Saturday 25 August 2012

LANCE ARMSTRONG

Was he doped? The question has been around since at least 1999, when he came back from testicular cancer to win the first of his record-breaking seven consecutive victories at the Tour de France. Since then, the questions have become ever more persistent, as both competitors and teammates from that era confess to doping. Yet Armstrong, probably the most tested athlete in history, has never tested positive for anything. Federal agents, investigating whether the U.S. Government was defrauded (Armstrong's team for most of those victories was sponsored by the Government-owned U.S. Postal Service), turned over stones for more than two years, but eventually had to drop the case earlier this year.

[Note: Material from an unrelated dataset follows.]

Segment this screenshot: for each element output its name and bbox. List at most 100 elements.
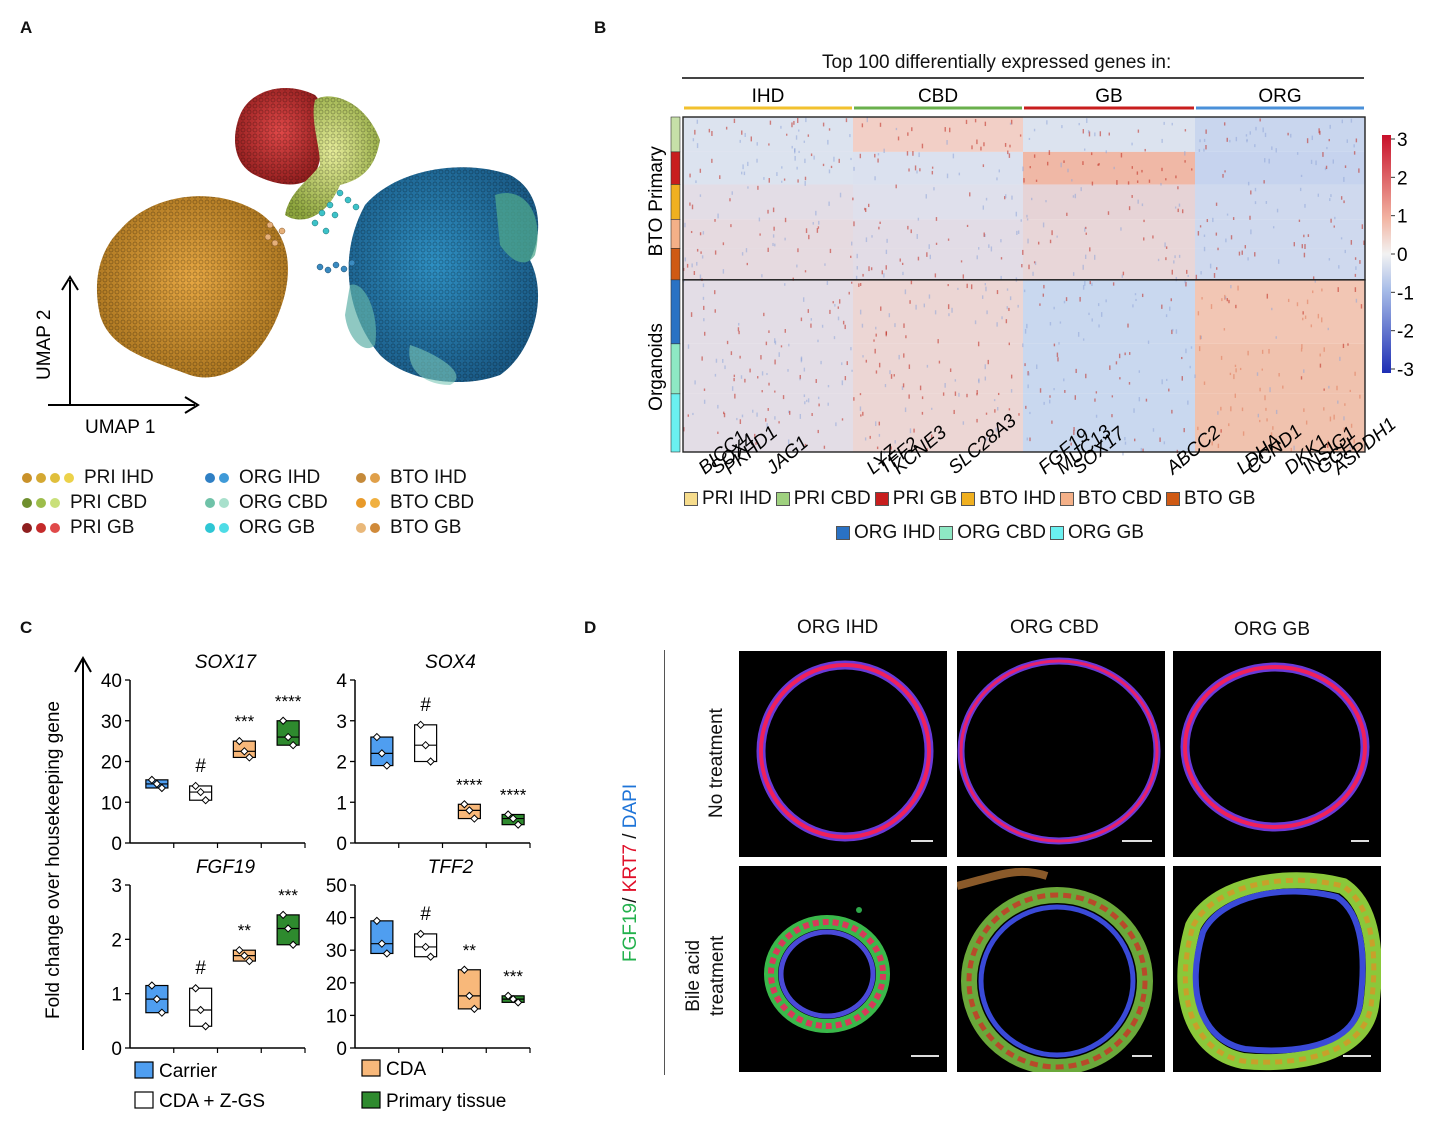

At which point it was taken up again by the U.S. anti-doping agency USADA. They have apparently amassed a large dossier of evidence against Armstrong, his then team manager, and various medical staff associated with him, much of it in the form of testimony from past teammates. USADA believes it sufficient to warrant a lifetime ban for Armstrong, and the stripping of all his titles back to 1998. They gave Armstrong the right to challenge the evidence by going to arbitration. However, Armstrong, normally quick to litigate against anybody daring to suggest that he is not 100% clean, declined. Which means, in effect, that USADA's claims stand. The most successful stage cyclist in history risks being stripped of his seven Tour de France victories.

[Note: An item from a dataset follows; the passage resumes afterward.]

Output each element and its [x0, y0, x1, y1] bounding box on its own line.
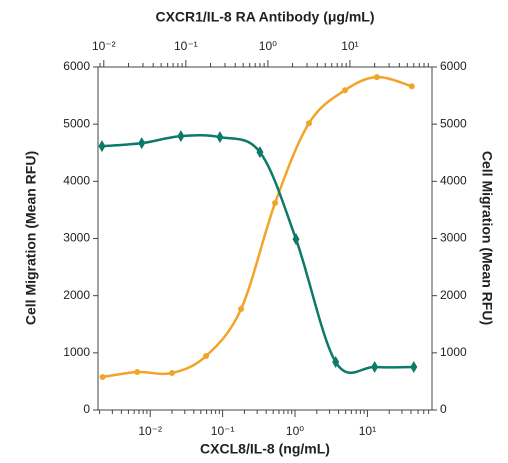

Lance Armstrong has always been a controversial figure; basically, you are either really for him or really against him. For what it is worth, and bearing in mind that I have never seen the results of any of the myriad of tests which he has provided during his career, I have always thought he was doped. My reasons are as follows.

1. All of his major competitors took drugs, and he beat them. Notably Jan Ulrich, a product of the former East German sports system and winner of the Tour in 1997 at the precocious age of 23. Ulrich was Olympic champion in 2000 and world time-trial champion a couple of times, but was still beaten by Armstrong at the Tour. Ulrich rode for the Deutsche Telekom team for most of that time, many of whose riders have since admitted to doping. That includes Danish sporting hero Bjarne Riis, winner of the Tour in 1996, who adamantly denied taking drugs for more than a decade before finally admitting it in May 2007.

2. Nearly all of his teammates took drugs, and have since admitted it. They include Tyler Hamilton, Olympic time-trial gold medallist in 2004, and Floyd Landis, who won the 2006 Tour before being stripped of his title for failing a drug test during the race. Both of them have said that they had to take drugs in order to stay on the U.S. Postal team. Furthermore, a large part of USADA's dossier is supposed to come from other former teammates of Armstrong, who have subsequently confessed.

3. It is true that Armstrong has never failed a test. But there are rumours of a cover-up following a negative test at the Tour of Switzerland. It is also true that drug-takers are often one step ahead of the regulatory authorities. When a new test emerged to detect EPO, the authorities were able to go back and retest earlier samples that they had considered suspicious, but could not prove because the tests did not exist at that time. Again, USADA is supposed to have done that with some of Armstrong's samples.

I accept that the above is circumstantial, but not proof. For me, the most compelling evidence is somewhat different. In seven years at the Tour, or almost 150 days of racing at the highest possible level, Armstrong  never had one bad day; no crash, no flu (cyclists are very susceptible to colds and asthma), no going dead on a mountain, not even by 20 seconds. Secondly, and more specifically, when he won his first Tour in 1999, the key stage finished on Alpe d'Huez. Armstrong stood up on the pedals at the bottom and blew away Jan Ulrich and Josef Beloki by more than two minutes. What was incredible was that he pedalled the whole of the 14.4km (average gradient 8.1%) standing up! When you stand up on a bicycle, lactic acid forms in the legs, and it quickly begins to hurt. When Carlos Sastre won the 2008 Tour on the same mountain, he had two standing-up bursts of 500 metres each at the bottom in order to burn off his competitors, and then sat down the rest of the way. A fully-fit professional can keep it going standing up for more than 500 metres, but 14.4km sharply uphill is quite simply unbelievable.

Armstrong is still protesting his innocence. That in itself proves nothing; Riis. Hamilton and Landis were all in denial for many years, and Landis even raised US$500,000 from the general public in order to pay lawyers to help him prove his innocence (this week he agreed to repay the money within three years, otherwise he will go to jail for fraud). And I suspect that many will take the view that Armstong is guilty. Although cycling is still not squeaky clean, it is definitely much cleaner that it was. The best evidence for that is that average speeds are not increasing year after year, and that riders do have a bad day every once in a while. The chances of someone today repeating Armstrong's seven Tour victories in a row are, in my view, nil.